Tuesday, June 17, 2014

Elvis Costello and the Attractions - Goodbye Cruel World

This week (June 18th) marks the thirtieth anniversary of Goodbye Cruel World, the ninth studio album from Elvis Costello (the eighth with the Attractions). This 1984 release hit number 53 in Australia, number 52 in Japan, number 32 in New Zealand, number 20 in Sweden and number 10 in the UK. In the US, it spent twenty-one weeks on the Billboard Album chart and peaked at number 35.

Side one opens with "The Only Flame in Town". This single went to number 71 in the UK, number 56 on the US Billboard Hot 100 and number 44 on the US Billboard Mainstream Rock chart. It is fitting that Daryl Hall provides guest vocals on the track as it has a bit of that Philadelphia soul sound to it.

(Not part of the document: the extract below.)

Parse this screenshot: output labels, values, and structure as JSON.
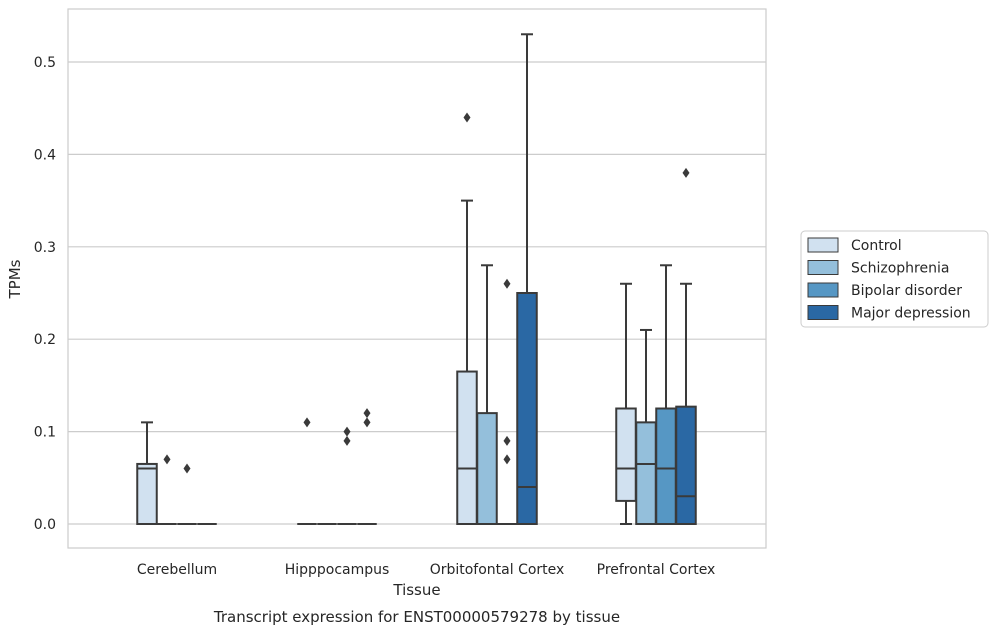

The gently swaying "Home Truth" is next. Costello is a master at the bitter-sweet songs, tempering the pain with a pop accompaniment.

"Room With No Number" is a bouncy number about a secret love affair conducted behind hotel room doors.

I like the seductive jazz feel of "Inch By Inch".

With "Worthless Thing", Costello shows he can wear a smile while he cuts someone down to size.

"Love Field" closes the first half on a melancholy note.

Side two starts with "I Wanna Be Loved"; as a single it hit number 25 in the UK and number 11 in Ireland. Green Gartside of Scritti Politti provides guest vocals on the track.

Part of the chorus of "The Comedians" was quoted at the end of chapter two of the 1987 DC Comics graphic novel The Watchmen.

"Joe Porterhouse" wrestles with the lingering feelings for a former lover.

"Sour Milk Cow Blues" has a catchy musical hook to it that I found fun. It was a nice change up by this point in the album.

A venture into "The Great Unknown" follows.

"The Deportees Club" is a rousing rocker which I enjoyed. Of the deep cuts, this would definitely rank as my favorite from the record.

The album closes with "Peace In Our Time", brief historical look at the world post-World War II.

This was my first spin through most of Goodbye Cruel World and I liked it well enough. One issue I have had with Elvis Costello's albums is they tended to have a few too many tracks; I would have trimmed the fat a bit and cut this one back by at least three.